What’s the best Jewish movie scene of all time? In our July/August symposium, we asked directors, actors and experts—from Carl Reiner to Mayim Bialik—to weigh in.
We asked our readers the same question—allowing them to decide for themselves what qualifies as a Jewish scene. They wrote about the films that made them laugh, films they recognize themselves in and films that shed light on history. Here is a selection of our readers’ responses.
Norman (2016)
In Norman, Richard Gere as the title character—a would-be wheeler-dealer who tells exaggerated accounts of his connections and keeps body and soul together by eating oneg leftovers at the synagogue—hopes he can make his way through a knot of people to remind the Israeli prime minister that the two of them once met. And before he can quite push through, the prime minister recognizes and welcomes him! Finally Norman’s ship has come in. As audience, we’ve been pulling for Norman a long time, and it’s a moment of pure gratification—or almost pure, because we know the subtitle of the movie is “The Moderate Rise and Tragic Fall of a New York Fixer.”
—Mark L. Levinson
Menashe (2017)
Menashe is a Yiddish-language kitchen sink drama about a widower in the middle of a custody battle with his brother-in-law over his only son, Ruben. The character of Menashe is a lovable schlemiel who, despite his best intentions, keeps making mistake after mistake. His wife’s yahrtzeit dinner is his one chance to make good and, though guests complain about his burnt kugel, he does. Ruben sings a sweet but morbid Yiddish song that he and his mother used to sing. The look of love in Menashe’s eyes while watching his son sing is absolutely transcendent.
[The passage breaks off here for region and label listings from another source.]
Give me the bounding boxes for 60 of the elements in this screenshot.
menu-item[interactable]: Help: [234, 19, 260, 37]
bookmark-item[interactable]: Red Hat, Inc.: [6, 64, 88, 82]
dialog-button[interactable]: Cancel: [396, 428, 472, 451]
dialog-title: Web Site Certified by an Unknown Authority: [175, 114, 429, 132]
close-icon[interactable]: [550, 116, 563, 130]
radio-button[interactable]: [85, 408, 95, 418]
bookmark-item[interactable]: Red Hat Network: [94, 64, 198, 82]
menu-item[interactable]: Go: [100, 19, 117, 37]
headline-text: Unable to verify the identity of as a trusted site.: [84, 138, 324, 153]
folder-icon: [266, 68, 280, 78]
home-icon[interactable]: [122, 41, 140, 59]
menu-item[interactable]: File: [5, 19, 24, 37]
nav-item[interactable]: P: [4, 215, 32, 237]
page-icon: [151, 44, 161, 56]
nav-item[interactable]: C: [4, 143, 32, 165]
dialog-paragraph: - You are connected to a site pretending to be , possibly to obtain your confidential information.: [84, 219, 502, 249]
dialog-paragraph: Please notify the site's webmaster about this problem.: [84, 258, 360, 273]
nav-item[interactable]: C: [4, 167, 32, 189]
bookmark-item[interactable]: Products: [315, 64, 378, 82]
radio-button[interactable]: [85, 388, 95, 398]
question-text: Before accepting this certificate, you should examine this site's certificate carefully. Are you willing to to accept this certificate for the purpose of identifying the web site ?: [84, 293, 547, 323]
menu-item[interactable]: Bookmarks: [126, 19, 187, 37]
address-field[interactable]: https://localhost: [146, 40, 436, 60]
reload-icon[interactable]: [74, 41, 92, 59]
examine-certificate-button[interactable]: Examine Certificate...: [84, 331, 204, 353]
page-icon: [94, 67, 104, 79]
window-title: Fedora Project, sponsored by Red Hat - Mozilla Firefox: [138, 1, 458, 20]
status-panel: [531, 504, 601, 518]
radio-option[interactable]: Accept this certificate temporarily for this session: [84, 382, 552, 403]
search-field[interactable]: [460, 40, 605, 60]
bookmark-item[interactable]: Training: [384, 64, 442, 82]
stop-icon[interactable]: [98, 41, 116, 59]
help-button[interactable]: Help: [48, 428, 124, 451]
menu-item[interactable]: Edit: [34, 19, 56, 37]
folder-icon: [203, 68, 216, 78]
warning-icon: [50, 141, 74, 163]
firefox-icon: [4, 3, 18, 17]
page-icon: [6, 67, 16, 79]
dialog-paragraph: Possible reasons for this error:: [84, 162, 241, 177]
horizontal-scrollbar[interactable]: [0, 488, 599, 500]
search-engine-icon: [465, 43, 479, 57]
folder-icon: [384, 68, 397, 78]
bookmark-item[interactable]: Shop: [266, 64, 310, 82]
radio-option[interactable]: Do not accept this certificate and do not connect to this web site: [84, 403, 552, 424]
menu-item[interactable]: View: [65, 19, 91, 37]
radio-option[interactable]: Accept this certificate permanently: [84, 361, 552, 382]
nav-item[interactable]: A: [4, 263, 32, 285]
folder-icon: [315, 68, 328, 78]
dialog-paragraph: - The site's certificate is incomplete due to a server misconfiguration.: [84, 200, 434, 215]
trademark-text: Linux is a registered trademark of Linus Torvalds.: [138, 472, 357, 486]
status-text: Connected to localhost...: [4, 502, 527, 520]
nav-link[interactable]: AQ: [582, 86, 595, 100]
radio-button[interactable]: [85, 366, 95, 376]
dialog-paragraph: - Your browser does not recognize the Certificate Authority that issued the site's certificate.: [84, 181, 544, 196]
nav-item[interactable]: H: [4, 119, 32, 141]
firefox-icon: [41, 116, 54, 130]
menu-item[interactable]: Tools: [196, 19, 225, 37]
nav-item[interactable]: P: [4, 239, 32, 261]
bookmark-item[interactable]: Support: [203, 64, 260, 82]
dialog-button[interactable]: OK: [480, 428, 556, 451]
None of the actors in this movie are professionals; all of them are hasidim from Borough Park or Monsey, most of whom have never even seen a movie, let alone acted in one.
—Tyler Vile
Me Ivan, You Abraham (1993)
In Me Ivan, You Abraham, Ivan, a Christian boy, lives with a Jewish family to learn a trade. He becomes best friends with Abraham, the family’s son. With anti-Semitism rampant and the threat of war imminent, the boys set off on an adventure only to return to the shtetl, which has been desecrated and burned to the ground. The boys stand there silently staring at the destruction. The scene represents the pogroms and the Holocaust and a culture that vanished into history.
—Stephanie Baric
Everything is Illuminated (2005)
In one of the opening scenes of Everything is Illuminated, Elijah Wood’s character Jonathan stands in front of a wall of objects he has collected over his lifetime and stored in little baggies. It’s an exaggerated moment that unfolds into a story about searching for lost memories, reconstructing them, and preserving them for the future. I, too, have always had a drive to collect, and watching this story of a modern-day zamler (collector) affected by the loss of his family’s history in Eastern Europe made me recognize that my drive to preserve a personal history exists in a Jewish context.
—Lauren Cooper
Schindler’s List (1993)
In Schindler’s List, when the actual surviving Schindler Jews are seen at a cemetery in Jerusalem, paying tribute to Oskar Schindler. Seeing the actual persons portrayed in the film was an incredibly powerful and heart-rending surprise and reduced me to weeping, as it still does every time I view that scene. Brilliant conclusion to a brilliant film.
—Michael Schwartz
Schindler’s List (1993)
Schindler’s List. The emotional impact felt with the change from black and white to color as the Jews arrived in Israel as survivors after being saved from death at the hands of the Nazis with the help of the righteous gentile, Schindler.
—Ellen Roth
Annie Hall (1977)
The scene in Annie Hall where Woody Allen has the grandmother imagining him as a Hasid. It speaks, in terms both blunt and subtle, to our own neuroses about what Jewish identity means to us today.
—Rabbi Seth Adelson
Blazing Saddles (1974)
Blazing Saddles. The Indian chief speaking Yiddish. It’s one of the funniest bits in movie history.
—Jerry Weiss
Woman in Gold (2015)
The wedding memory scene at the end of Woman in Gold. The scene makes me appreciate life because the woman who lost so much cherishes happy memories, and that’s how I envision my wedding without the tragedy that followed. I can’t watch it without tearing up.
—Rebecca Brenner
Three of eight cited films relate to the Holocaust –
other such films that merit attention include “1945”, “Paradise”, “Fateless”, “My Mother’s Courage,” “The Counterfeiters,” and “God on Trial.”
Likewise, similarly outstanding films though with a focus on the Gentile experience of the Second World War include “Bent,” “The Exception,” “Alone in Berlin,” and “Woman in Berlin.”